Sometimes, even when a shut off valve looks and acts like the shut off to the water main, in reality, it isn’t. At least it’s not your shut off valve. It could be the neighbors’.
My Charles and I had been sharing our worries about completely replacing the tub surround. Since no project goes as smoothly as planned, we feared days without a working shower. Being the nerd that I am, I scoured the internet, searching for options, watching YouTube video after YouTube video.
The consensus on the ol’ web was that it HAD to be the washers.
“Well,” thought I, “it won’t hurt to take a look, and if I succeed, what a hero I shall be!”
Do you see where this is going?
The video I followed showed how to take the inner workings of the faucet apart in order to replace the worn out washers. I purchased a box of washers of all shapes and sizes, got out my wrench, swung my legs into the tub, and got to work.
There seemed to be a lot of pressure behind the faucet, but I persevered. As I unscrewed the valve, KABOOM! Water gushed out of the hole in the surround, drenching me from the waist down. My cat-like reflexes (yeah, right!) saved me from being hit by the faucet parts. I put my journalism training to full use (reporters put pirates to shame when it comes to “colorful” language) and raced outside, yelling to Charles that the water still needed to be shut off.
Charles stopped his work on the deck and ran up the stairs to the street.
“You opened the wrong box,” he yelled down the hill at me.
Evidently, our water valve is to the left of the box I had opened.
I returned to the house. The blue streak was just beginning to dissipate within the bathroom, but the water was not.
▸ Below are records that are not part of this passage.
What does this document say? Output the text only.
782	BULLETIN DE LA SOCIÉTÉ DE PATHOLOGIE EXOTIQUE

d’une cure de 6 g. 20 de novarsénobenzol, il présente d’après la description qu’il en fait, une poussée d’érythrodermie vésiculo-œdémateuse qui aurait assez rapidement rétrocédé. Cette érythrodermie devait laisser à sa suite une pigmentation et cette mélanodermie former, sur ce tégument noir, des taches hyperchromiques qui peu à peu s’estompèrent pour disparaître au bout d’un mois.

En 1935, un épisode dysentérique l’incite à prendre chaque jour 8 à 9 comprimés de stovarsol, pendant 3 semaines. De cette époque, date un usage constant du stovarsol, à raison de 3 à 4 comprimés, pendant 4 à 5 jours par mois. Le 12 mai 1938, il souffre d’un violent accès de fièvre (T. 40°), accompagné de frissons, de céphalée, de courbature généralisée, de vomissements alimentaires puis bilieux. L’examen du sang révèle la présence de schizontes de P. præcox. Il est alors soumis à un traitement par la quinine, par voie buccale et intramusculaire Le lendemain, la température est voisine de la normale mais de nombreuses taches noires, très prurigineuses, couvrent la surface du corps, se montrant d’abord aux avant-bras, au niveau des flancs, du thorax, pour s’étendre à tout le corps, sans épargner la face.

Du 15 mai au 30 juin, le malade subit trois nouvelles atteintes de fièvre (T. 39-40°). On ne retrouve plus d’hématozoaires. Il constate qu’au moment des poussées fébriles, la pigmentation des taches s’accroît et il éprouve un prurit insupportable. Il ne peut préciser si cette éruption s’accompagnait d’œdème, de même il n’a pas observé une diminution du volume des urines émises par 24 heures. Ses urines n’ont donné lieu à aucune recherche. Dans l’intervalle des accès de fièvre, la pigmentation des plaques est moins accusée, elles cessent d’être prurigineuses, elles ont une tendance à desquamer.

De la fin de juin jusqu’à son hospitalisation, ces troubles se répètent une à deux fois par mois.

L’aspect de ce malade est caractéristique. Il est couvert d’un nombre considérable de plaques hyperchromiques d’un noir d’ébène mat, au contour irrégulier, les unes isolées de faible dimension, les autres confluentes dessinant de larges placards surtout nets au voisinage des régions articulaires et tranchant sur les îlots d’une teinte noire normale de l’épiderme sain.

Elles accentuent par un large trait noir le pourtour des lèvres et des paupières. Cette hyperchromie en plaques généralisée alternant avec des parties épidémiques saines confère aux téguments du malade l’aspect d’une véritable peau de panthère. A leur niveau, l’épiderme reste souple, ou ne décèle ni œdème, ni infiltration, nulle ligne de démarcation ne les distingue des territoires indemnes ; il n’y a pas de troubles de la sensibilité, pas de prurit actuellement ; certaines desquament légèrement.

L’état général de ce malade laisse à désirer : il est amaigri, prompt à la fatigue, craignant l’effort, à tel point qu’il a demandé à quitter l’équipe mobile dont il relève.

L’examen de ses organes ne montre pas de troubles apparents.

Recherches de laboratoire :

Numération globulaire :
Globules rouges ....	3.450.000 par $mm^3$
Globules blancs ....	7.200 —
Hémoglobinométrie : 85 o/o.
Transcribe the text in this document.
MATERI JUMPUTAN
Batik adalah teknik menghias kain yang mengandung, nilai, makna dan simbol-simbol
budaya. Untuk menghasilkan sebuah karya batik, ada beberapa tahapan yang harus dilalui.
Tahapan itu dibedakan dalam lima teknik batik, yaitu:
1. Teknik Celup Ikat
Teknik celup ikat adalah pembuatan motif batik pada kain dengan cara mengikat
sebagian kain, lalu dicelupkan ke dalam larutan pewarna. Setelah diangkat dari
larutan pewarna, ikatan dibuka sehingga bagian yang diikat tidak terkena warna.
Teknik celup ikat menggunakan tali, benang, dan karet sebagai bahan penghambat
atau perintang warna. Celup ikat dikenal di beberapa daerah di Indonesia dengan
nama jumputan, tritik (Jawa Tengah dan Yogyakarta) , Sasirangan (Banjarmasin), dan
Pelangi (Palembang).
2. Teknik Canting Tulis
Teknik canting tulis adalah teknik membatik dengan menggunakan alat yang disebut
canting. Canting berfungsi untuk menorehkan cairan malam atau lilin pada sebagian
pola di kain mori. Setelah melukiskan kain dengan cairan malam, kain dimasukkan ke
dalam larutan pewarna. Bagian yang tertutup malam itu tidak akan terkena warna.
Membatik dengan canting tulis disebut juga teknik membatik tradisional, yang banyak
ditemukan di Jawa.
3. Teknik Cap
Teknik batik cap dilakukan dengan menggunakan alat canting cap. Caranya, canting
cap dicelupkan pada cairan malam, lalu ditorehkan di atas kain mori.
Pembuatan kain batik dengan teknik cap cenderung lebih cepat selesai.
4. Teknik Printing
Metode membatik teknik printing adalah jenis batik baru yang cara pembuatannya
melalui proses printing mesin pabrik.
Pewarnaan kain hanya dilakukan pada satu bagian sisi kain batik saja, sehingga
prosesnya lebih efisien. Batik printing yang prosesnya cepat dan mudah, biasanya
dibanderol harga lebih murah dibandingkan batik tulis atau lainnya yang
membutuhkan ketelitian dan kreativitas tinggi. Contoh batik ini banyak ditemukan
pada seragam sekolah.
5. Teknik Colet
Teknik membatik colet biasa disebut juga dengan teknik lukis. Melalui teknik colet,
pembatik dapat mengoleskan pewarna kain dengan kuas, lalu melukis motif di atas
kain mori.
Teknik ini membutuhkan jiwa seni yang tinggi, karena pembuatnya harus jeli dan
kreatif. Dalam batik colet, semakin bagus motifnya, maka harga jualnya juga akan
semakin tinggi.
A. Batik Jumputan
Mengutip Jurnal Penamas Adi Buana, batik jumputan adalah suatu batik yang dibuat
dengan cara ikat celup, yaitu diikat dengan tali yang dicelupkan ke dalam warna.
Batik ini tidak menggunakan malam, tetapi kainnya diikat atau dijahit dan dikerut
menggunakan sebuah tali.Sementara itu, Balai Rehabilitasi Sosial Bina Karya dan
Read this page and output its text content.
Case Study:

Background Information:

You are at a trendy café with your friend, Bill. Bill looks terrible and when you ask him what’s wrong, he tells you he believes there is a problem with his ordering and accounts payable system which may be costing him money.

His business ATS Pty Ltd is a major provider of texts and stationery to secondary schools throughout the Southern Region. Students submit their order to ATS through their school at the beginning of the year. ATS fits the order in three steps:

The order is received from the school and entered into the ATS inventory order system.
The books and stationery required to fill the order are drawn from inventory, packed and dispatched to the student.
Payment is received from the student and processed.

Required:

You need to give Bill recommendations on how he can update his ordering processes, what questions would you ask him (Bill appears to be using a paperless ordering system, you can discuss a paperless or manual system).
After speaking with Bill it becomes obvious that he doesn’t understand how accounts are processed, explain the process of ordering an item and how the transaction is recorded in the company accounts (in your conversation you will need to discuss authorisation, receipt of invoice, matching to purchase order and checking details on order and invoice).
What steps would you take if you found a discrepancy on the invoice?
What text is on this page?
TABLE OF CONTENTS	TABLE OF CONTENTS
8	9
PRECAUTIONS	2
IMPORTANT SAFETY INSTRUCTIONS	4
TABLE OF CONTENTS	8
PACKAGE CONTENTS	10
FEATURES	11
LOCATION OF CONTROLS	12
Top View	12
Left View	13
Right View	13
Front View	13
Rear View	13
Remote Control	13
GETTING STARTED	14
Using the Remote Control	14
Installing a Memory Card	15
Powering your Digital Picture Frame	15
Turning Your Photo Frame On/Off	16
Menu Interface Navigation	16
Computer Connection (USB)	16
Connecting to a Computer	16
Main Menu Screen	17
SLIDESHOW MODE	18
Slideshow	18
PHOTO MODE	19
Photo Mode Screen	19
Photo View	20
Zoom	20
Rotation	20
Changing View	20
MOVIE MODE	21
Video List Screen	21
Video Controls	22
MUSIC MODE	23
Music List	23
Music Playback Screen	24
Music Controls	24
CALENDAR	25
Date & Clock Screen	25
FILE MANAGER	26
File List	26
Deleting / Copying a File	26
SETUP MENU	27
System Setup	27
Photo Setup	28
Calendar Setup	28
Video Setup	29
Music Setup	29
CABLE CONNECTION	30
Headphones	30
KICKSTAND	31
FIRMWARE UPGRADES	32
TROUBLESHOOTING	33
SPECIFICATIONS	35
My heroic effort had just flooded the room. Using every towel we own, I began the mop-up process. Then I picked up the faucet parts, laying forlornly in the bottom of the tub, and tried to figure out how to put everything back together.
None of the washers I had purchased matched the ones that had been blown out in the torrent, so I ended up putting the original stuff back in. Once I figured out how everything fit together – I may have painted the room blue a couple more times during this process – I slogged back up the stairs and driveway and turned, ahem, OUR water back on.
Once I had returned to the room of my failure and despair, I made sure the faucet and showerhead was working and discovered something rather odd – there was no drip. The leak had abated. What, what?
My theory is that the massive geyser cleared out the calcium deposits or what have you that had built up around the washers. I’m not holding my breath that the drippy faucet is completely fixed, but for now, dryness is king when the shower is not in use.
Dos and Don’ts:
Do shut off the water.
Don’t take the faucet apart until you’ve checked that the water is actually off.
Do follow the dude on the video’s instructions completely.
Don’t clean the tub right before working on the faucet. You’ll just have to clean it again, duh!
Do follow that dude on the video’s instructions. Seriously. Including the part where you take the faucet insides to the hardware store so you get the right washers.
Don’t do what I did. Of course, if I actually did manage to follow instructions completely the first time and everything worked, the world would probably explode, so don’t expect me to ever be as thorough as I should be.